Lol are you calling …
Lol are you calling Chuck a chicken?! Lol
Chuck Norris and my …
Chuck Norris and my dog were scheduled to spar, but Chuck reneged because he said “his knee was acting up.”
Inu is the Chuck …
Inu is the Chuck Norris of the canine world! lol
toxoplasma gondii.. …
toxoplasma gondii…sounds like a badass metal band or something…
I’m not sure the …
I’m not sure the title of the song, but it goes:
“Who put the ring in the ring-a-ding-ling-lang?
“Who put the bop in the bop-she-bop-bop?
“Who was that man?
“I’d like to shake his hand, because he made my baby fall in love with me.”
Personally, I think that cat owners are different because of a parasite transmitted to them by exposure to cat feces.

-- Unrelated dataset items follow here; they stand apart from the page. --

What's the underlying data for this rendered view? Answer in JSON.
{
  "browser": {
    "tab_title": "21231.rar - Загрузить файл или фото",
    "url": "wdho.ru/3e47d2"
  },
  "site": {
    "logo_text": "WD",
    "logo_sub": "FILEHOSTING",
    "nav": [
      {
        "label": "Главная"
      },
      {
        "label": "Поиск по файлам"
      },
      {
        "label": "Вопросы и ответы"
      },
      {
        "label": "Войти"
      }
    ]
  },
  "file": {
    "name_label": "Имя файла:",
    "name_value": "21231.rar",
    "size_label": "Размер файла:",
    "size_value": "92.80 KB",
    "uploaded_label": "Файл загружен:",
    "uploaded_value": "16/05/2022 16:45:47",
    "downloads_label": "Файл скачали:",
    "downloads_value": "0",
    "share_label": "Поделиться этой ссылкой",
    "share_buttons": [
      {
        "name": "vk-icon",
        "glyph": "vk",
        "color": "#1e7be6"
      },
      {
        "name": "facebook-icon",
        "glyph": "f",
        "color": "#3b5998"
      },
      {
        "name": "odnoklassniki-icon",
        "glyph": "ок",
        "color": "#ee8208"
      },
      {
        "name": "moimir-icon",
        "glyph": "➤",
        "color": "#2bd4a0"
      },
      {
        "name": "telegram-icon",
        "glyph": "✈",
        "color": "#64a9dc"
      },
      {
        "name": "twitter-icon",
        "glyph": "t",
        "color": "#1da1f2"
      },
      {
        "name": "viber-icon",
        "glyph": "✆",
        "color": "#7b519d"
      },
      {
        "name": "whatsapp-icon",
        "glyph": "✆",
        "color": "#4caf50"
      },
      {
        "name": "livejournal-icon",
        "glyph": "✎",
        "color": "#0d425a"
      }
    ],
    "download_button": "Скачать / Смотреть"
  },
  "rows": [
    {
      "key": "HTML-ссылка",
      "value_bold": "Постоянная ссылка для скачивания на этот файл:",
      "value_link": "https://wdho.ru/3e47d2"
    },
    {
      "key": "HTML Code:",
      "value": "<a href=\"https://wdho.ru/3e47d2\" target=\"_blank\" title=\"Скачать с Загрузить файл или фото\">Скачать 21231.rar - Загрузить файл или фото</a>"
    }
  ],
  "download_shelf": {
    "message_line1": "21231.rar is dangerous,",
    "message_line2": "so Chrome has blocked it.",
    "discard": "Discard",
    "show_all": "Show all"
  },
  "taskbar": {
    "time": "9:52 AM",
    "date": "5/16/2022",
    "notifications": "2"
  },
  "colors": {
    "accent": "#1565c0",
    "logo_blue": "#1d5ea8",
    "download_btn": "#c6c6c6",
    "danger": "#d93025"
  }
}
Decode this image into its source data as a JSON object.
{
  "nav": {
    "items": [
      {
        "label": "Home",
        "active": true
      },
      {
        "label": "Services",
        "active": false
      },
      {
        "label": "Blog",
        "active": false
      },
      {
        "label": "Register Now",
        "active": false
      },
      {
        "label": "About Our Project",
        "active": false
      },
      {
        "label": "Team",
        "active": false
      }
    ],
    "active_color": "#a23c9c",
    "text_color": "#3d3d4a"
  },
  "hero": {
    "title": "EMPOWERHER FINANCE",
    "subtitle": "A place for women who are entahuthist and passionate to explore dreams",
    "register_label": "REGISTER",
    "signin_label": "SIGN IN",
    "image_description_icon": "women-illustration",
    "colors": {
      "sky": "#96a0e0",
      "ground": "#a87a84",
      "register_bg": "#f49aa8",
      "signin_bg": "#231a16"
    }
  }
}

It’s called “Toxoplasma gondii” and causes schizophrenia. I you not. Google it.
That parasite is a great example of evolutionary biology, BTW.
blue moon, right? …
blue moon, right?
as for differences between dog and cat owners…i think dog owners enjoy getting and giving attention to their pets, while cat owners might just enjoy having a pet that doesn’t really need much attention (like a goldfish). cat’s are funny sometimes, but i’ll get my fill through youtube videos
Yeah, that’s from …
Yeah, that’s from an old fifties song. I paraphrased.
Hey, I was thinking about this today:
Do you think there is a fundamental difference between dog and cat owners, besides their pets? I mean, a certain mentality? Cat people tend to creep me out.
Inu is a rabid …
Inu is a rabid beast…what a badass dog, and i love those markings. oh, and i laughed so hard at the description that milk came out of my nose…and i wasn’t even drinking milk.
“Inu put the bop in the bop-she-bop-bop and the ring in the ring-a-ding-a-ling-lang.”
classic
Well, at least …
Well, at least something named Mohammed will finally sexually satisfy a woman…
I named my computer …
I named my computer and my ex’s vibrater muhammed.
I think it’s fitting in both situations.